Краткое эссе о Льве Толстом.
В бумагах моего покойного отчима писателя Я. С. Рыкачева я нашел любопытную запись, посвященную Льву Толстому. Однажды за вечерним чаем в Ясной Поляне Толстой прихлопнул комара на лбу своего гостя, друга и последователя, знаменитого Черткова. Громкий шлепок заставил Черткова вздрогнуть не только от неожиданности: алое пятнышко крови из раздавленного комара испачкало гладь многомудрого чела. Несвойственный воспитанному и сдержанному хозяину жест и разозлил самолюбивого Черткова, и крепко озадачил. Он догадался, что Толстой бессознательно дал выход какому-то тайному и, видать, давно назревшему раздражению против своего ревностного приверженца, и решил проучить графа. «Боже мой, что вы наделали! Что вы наделали, Лев Николаевич! — произнес он с таким страдальческим выражением, что Толстой не на шутку смутился. — Вы отняли жизнь у божьей твари! Разве дано нам право распоряжаться чужим существованием, как бы мало и незначительно оно ни было?» Словом, Чертков весьма ловко, убедительно и безжалостно обратил против Льва Николаевича его же собственное учение. Толстой зажалел погубленного комара и тяжело омрачился. Чертков почувствовал себя отомщенным. Каково же было его разочарование, когда неотходчивый Толстой на удивление быстро повеселел. Поймав его недоуменный взгляд, Толстой с лукавой улыбкой пояснил: «Все, что вы говорили, святая правда. Но нельзя так подробно жить»…
Запись не содержит никаких ссылок, и я не знаю, насколько достоверна эта история, но глубинная ее правда несомненна. Это так великолепно и так по-толстовски, что душу распирает от восторга. С кем вздумал тягаться Чертков! Неужели он не понимал, насколько Толстой больше толстовства? В этой маленькой истории отразилась великая душевная свобода Толстого, которого не загнать было ни в какие ловушки.
Страшным голодным летом 1865 года Толстой писал Фету, что у него на столе розовая редиска, желтое масло, подрумяненный мягкий хлеб на чистой скатерти, а в саду солнце и тень, на молодых дамах кисейные платья, а кругом голод глушит поля лебедой, порошит землю, обдирает пятки мужиков и рвет копыта у скотины… «Так страшно и даже хорошо и страшно», — признавался Толстой. Никто в целом мире не посмел бы сказать такого о голоде, а Толстой посмел.

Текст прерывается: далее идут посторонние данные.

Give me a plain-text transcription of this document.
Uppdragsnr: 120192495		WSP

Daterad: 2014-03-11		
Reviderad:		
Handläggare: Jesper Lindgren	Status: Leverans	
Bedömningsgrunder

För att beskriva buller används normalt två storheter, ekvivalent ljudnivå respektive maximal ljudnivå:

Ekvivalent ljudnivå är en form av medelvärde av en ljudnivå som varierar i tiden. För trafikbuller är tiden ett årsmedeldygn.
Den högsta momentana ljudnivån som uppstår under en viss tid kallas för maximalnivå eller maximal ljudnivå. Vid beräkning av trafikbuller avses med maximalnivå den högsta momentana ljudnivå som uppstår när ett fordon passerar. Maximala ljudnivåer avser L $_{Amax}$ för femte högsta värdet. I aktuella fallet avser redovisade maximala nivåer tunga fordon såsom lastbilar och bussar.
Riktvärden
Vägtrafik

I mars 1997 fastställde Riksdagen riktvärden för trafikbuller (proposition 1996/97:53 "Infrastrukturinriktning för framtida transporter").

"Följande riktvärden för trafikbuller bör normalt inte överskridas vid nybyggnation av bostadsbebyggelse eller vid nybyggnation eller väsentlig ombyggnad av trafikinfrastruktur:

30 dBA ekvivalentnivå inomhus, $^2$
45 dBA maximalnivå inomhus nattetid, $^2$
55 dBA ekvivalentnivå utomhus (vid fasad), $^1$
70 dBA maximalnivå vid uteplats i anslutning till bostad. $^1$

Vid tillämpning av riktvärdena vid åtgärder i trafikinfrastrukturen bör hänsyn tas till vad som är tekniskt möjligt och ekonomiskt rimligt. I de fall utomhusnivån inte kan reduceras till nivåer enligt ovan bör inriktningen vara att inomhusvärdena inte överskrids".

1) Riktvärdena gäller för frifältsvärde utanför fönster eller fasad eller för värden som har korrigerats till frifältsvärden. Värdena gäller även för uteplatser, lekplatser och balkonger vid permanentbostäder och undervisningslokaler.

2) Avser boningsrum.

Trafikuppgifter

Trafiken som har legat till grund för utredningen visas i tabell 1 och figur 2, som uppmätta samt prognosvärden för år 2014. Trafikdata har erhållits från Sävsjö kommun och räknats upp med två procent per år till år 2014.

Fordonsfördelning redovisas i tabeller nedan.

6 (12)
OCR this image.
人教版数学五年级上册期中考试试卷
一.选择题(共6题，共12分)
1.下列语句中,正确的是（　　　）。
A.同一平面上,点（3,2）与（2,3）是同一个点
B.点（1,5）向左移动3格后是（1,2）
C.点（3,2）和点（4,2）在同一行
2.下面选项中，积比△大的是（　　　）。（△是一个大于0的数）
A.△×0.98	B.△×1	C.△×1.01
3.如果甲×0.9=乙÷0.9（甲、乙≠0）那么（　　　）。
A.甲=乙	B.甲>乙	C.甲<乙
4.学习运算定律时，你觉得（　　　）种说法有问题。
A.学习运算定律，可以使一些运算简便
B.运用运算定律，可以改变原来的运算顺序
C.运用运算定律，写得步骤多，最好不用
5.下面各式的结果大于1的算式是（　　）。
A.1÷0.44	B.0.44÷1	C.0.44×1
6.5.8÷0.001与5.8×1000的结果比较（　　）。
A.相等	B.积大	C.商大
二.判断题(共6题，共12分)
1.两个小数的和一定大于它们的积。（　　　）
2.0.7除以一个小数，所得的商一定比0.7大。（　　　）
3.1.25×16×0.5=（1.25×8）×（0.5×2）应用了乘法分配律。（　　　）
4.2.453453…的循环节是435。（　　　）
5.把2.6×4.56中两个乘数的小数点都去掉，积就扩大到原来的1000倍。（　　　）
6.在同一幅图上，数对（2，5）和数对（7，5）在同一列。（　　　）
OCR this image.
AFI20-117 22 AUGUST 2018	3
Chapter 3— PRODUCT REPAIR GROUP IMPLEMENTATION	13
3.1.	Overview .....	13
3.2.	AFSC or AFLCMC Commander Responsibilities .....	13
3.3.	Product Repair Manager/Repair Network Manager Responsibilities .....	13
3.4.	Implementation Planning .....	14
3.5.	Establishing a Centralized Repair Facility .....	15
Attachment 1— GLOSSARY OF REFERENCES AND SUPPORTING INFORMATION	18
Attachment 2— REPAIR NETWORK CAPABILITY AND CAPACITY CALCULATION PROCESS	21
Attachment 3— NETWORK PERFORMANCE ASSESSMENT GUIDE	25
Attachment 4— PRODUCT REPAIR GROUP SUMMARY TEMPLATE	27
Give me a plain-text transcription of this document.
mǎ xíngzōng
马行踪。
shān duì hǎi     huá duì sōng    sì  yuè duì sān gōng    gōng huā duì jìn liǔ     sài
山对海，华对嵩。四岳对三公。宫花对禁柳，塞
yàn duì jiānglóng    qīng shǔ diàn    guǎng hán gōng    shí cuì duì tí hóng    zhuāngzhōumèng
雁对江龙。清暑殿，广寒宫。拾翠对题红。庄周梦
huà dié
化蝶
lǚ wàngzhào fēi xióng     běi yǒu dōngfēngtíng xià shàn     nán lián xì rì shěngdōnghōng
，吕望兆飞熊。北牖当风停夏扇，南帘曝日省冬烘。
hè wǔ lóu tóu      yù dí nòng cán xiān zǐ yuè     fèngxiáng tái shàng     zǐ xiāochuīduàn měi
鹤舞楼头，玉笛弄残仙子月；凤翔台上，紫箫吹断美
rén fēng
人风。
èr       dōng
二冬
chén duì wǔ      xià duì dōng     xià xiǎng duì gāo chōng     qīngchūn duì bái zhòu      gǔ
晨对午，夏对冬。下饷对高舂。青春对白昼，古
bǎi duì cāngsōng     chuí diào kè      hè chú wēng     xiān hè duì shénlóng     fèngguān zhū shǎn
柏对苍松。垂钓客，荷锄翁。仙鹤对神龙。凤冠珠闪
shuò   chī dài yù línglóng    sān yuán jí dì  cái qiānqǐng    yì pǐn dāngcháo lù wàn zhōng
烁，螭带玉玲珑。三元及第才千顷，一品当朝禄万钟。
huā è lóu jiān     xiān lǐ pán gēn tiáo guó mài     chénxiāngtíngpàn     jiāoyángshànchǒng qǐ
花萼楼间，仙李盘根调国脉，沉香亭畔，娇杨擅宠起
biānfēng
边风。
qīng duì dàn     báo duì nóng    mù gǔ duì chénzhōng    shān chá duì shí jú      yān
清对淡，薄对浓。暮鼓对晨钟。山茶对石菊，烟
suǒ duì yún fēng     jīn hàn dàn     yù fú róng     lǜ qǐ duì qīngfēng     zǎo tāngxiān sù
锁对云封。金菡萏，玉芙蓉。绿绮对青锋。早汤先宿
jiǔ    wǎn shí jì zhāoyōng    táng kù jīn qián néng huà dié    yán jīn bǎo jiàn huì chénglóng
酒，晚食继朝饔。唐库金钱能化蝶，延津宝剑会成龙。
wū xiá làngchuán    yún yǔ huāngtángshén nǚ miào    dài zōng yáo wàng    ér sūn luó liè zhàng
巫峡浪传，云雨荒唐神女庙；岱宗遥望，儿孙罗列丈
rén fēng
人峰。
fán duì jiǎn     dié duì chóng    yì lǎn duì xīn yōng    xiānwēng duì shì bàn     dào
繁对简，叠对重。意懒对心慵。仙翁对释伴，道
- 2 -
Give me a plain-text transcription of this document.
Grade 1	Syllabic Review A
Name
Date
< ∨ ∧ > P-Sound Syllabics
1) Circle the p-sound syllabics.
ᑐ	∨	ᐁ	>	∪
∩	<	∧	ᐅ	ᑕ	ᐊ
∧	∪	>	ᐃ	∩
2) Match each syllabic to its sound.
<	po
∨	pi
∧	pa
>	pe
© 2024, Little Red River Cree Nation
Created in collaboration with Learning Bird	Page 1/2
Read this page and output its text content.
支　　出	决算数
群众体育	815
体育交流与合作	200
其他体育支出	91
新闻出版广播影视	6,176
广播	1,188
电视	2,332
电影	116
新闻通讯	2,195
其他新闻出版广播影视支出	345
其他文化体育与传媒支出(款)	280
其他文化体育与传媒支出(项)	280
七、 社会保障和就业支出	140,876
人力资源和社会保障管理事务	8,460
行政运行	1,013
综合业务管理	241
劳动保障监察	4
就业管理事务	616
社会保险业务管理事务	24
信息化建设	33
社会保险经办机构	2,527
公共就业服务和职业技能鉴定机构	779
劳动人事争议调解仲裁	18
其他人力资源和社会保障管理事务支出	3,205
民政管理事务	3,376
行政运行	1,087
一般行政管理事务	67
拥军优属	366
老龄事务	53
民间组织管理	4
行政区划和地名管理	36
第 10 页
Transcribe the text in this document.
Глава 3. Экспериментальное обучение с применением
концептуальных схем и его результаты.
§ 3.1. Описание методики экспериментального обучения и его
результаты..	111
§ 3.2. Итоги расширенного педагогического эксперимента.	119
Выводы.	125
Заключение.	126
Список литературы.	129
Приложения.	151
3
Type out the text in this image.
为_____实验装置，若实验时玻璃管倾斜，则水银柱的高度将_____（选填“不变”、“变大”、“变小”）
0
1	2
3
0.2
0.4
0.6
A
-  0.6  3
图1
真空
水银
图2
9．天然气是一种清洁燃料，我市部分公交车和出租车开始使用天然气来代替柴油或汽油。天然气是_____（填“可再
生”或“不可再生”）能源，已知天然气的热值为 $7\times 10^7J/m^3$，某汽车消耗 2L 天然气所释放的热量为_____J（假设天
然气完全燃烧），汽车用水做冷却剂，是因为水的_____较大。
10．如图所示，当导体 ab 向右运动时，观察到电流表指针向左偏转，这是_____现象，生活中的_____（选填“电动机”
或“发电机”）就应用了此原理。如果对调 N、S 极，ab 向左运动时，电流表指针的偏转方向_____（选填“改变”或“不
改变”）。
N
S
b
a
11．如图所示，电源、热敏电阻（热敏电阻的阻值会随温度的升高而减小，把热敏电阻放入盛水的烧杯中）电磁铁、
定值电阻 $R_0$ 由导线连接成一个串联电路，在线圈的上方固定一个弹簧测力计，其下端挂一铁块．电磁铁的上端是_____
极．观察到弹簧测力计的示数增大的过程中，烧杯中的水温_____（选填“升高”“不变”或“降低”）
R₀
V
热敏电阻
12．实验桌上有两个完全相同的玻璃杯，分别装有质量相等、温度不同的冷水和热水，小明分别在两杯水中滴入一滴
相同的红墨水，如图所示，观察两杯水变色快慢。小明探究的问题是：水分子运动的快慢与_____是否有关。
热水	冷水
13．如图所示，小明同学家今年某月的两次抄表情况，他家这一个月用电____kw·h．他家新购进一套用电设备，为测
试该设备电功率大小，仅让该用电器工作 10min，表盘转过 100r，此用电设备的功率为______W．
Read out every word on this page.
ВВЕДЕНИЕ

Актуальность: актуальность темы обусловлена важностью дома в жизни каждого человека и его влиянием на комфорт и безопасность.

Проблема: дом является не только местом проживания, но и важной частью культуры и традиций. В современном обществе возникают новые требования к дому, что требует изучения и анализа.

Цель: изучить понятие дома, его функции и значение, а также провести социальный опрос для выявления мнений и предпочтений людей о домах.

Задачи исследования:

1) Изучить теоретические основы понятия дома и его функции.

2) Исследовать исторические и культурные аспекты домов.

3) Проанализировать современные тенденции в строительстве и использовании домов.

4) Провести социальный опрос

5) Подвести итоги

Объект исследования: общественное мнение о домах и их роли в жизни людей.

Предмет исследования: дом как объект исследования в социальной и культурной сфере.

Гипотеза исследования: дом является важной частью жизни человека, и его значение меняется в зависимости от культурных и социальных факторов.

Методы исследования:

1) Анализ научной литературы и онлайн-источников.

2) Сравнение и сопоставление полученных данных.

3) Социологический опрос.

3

Его «хорошо» полно бездонного смысла: хорошо, потому что это библейское, Апокалипсис, а не повседневная пошлость с газетками, сплетнями, политикой, мелкими страстишками и крупными подлостями, хорошо, потому что может привести к гибели и к рождению чего-то не бывшего, хорошо, потому что тут дышит судьба, и еще по многому, чего не выразишь словами, ибо всякое слово неполно.
Необъятна душа Толстого. Нет ничего ни в человечьем, ни в Боговом владении, на что бы он боялся посягнуть. К чему угодно он спокойно протянет свою жилистую мужицкую руку, возьмет и поднесет к страшным всевидящим глазам. Породить такую громаду могли лишь неохватные пространства русской земли, где льды и тропики, тундра и пустыня, заоблачные горы и не ведающие об истоках реки и где встающее на востоке солнце видит на западе свой затухающий след.
Эрнест Хемингуэй, которого не заподозришь в недостатке смелости, говорил своему другу Хотчеру, что «выходил на ринг» против Тургенева и против Стендаля и не испытал горечи поражения. «Но против Толстого, — добавил он, — я не выйду. Не выйду, — повторил он с каким-то странным восторгом, — ни за что не выйду против Старика!»